“We are moving in a minefield, and we don’t know from where the explosion will come.”
A warning from former Russian Foreign Minister Igor Ivanov delivered at this week’s influential Carnegie International Nuclear Policy Conference in Washington DC.
Former US senator and long-time arms control activist Sam Nunn echoed the sentiment. “If the US, Russia and China don’t work together,” he argued, “it is going to be a nightmare for our children and grandchildren.”
He urged the present leaders to emulate the approach taken by Presidents Ronald Reagan and Mikhail Gorbachev towards the end of the Cold War, and to rally around the premise that nuclear war cannot be won, and must therefore never be considered.
Mr Reagan dreamed of missile-proof ballistic missile defences, but also came close to negotiating a comprehensive nuclear disarmament deal with his Russian counterpart Mr Gorbachev.
His endeavours led to the Start Treaty, which scaled back the two nuclear superpowers’ cache of weapons.
Today the future of that treaty’s successor – the so-called “New Start agreement” – is in doubt.

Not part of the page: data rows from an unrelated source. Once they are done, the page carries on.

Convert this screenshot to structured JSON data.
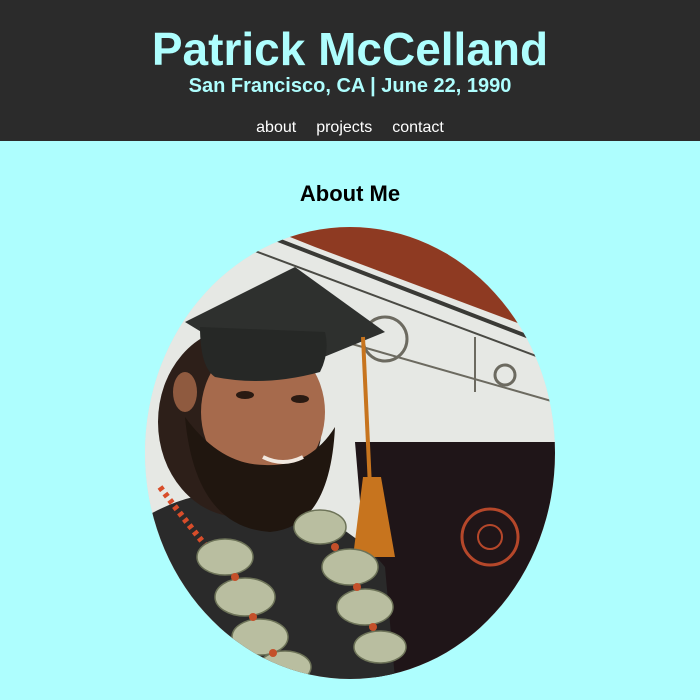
{
  "header": {
    "title": "Patrick McCelland",
    "subtitle": "San Francisco, CA | June 22, 1990"
  },
  "nav": {
    "items": [
      {
        "label": "about"
      },
      {
        "label": "projects"
      },
      {
        "label": "contact"
      }
    ]
  },
  "main": {
    "section_title": "About Me",
    "photo": {
      "subject": "graduation portrait with cap, tassel and money lei"
    }
  },
  "colors": {
    "header_bg": "#2b2b2b",
    "accent": "#aefefe",
    "nav_text": "#ffffff",
    "page_bg": "#aefefe"
  }
}
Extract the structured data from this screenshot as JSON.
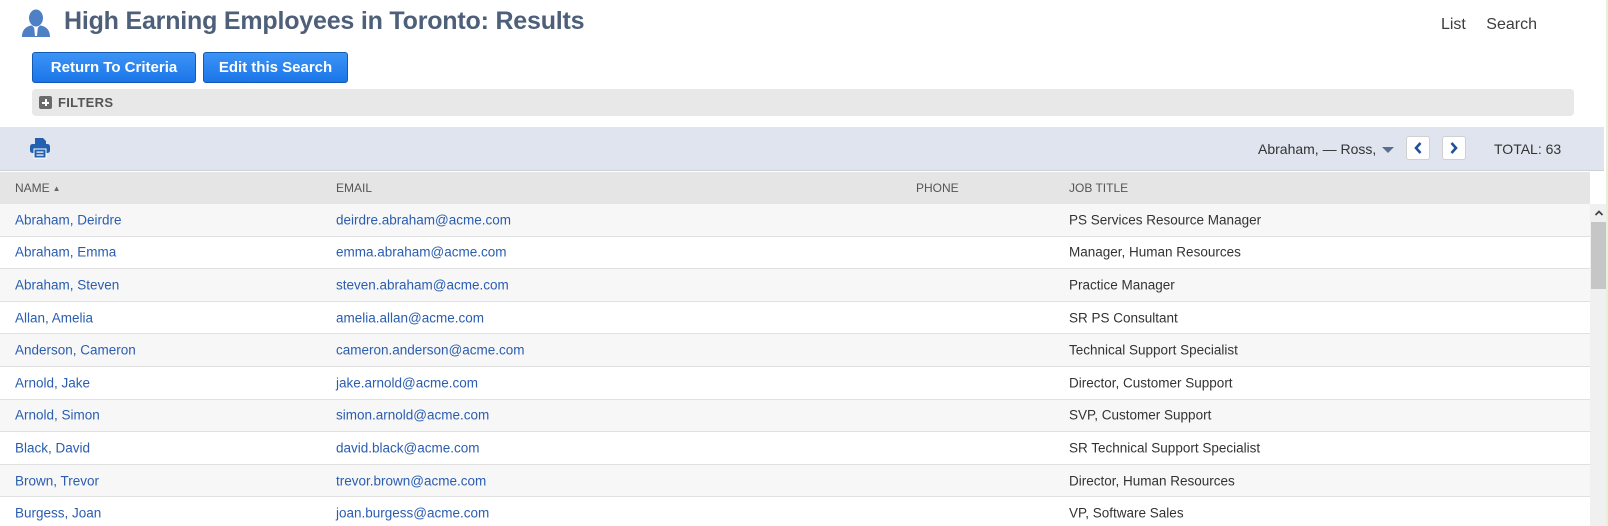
{
  "header": {
    "title": "High Earning Employees in Toronto: Results",
    "links": [
      "List",
      "Search"
    ],
    "title_color": "#4d5f79"
  },
  "actions": {
    "return_label": "Return To Criteria",
    "edit_label": "Edit this Search",
    "button_color": "#1a75e8"
  },
  "filters": {
    "label": "FILTERS",
    "expanded": false
  },
  "toolbar": {
    "range_label": "Abraham, — Ross,",
    "total_label": "TOTAL: 63",
    "icons": {
      "print": "print-icon",
      "prev": "chevron-left-icon",
      "next": "chevron-right-icon",
      "range_dropdown": "caret-down-icon"
    }
  },
  "table": {
    "columns": [
      {
        "label": "NAME",
        "sorted": "ascending",
        "sort_indicator": "▲"
      },
      {
        "label": "EMAIL"
      },
      {
        "label": "PHONE"
      },
      {
        "label": "JOB TITLE"
      }
    ],
    "rows": [
      {
        "name": "Abraham, Deirdre",
        "email": "deirdre.abraham@acme.com",
        "phone": "",
        "job_title": "PS Services Resource Manager"
      },
      {
        "name": "Abraham, Emma",
        "email": "emma.abraham@acme.com",
        "phone": "",
        "job_title": "Manager, Human Resources"
      },
      {
        "name": "Abraham, Steven",
        "email": "steven.abraham@acme.com",
        "phone": "",
        "job_title": "Practice Manager"
      },
      {
        "name": "Allan, Amelia",
        "email": "amelia.allan@acme.com",
        "phone": "",
        "job_title": "SR PS Consultant"
      },
      {
        "name": "Anderson, Cameron",
        "email": "cameron.anderson@acme.com",
        "phone": "",
        "job_title": "Technical Support Specialist"
      },
      {
        "name": "Arnold, Jake",
        "email": "jake.arnold@acme.com",
        "phone": "",
        "job_title": "Director, Customer Support"
      },
      {
        "name": "Arnold, Simon",
        "email": "simon.arnold@acme.com",
        "phone": "",
        "job_title": "SVP, Customer Support"
      },
      {
        "name": "Black, David",
        "email": "david.black@acme.com",
        "phone": "",
        "job_title": "SR Technical Support Specialist"
      },
      {
        "name": "Brown, Trevor",
        "email": "trevor.brown@acme.com",
        "phone": "",
        "job_title": "Director, Human Resources"
      },
      {
        "name": "Burgess, Joan",
        "email": "joan.burgess@acme.com",
        "phone": "",
        "job_title": "VP, Software Sales"
      }
    ]
  }
}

The intermediate-range nuclear forces (INF) treaty has collapsed, after the US and then Russia suspended participation.
US President Donald Trump insists that Russia has broken the agreement for years, and has now deployed battalions of ground-launched cruise missiles that breach its terms.
Russian President Vladimir Putin denies this, but Nato colleagues have backed Washington.
Nonetheless, many US allies are unhappy with Mr Trump’s whole approach to international affairs, as was apparent at the conference.
Germany’s ambassador to the US, Emily Haber, pointed to the “erosion of the system of rules” which had previously regulated the international system.
She noted the extensive use of economic sanctions to punish a country’s past behaviour rather than shape its future conduct, a reference perhaps to US sanctions against Russia in the wake of its 2015 seizure of Crimea.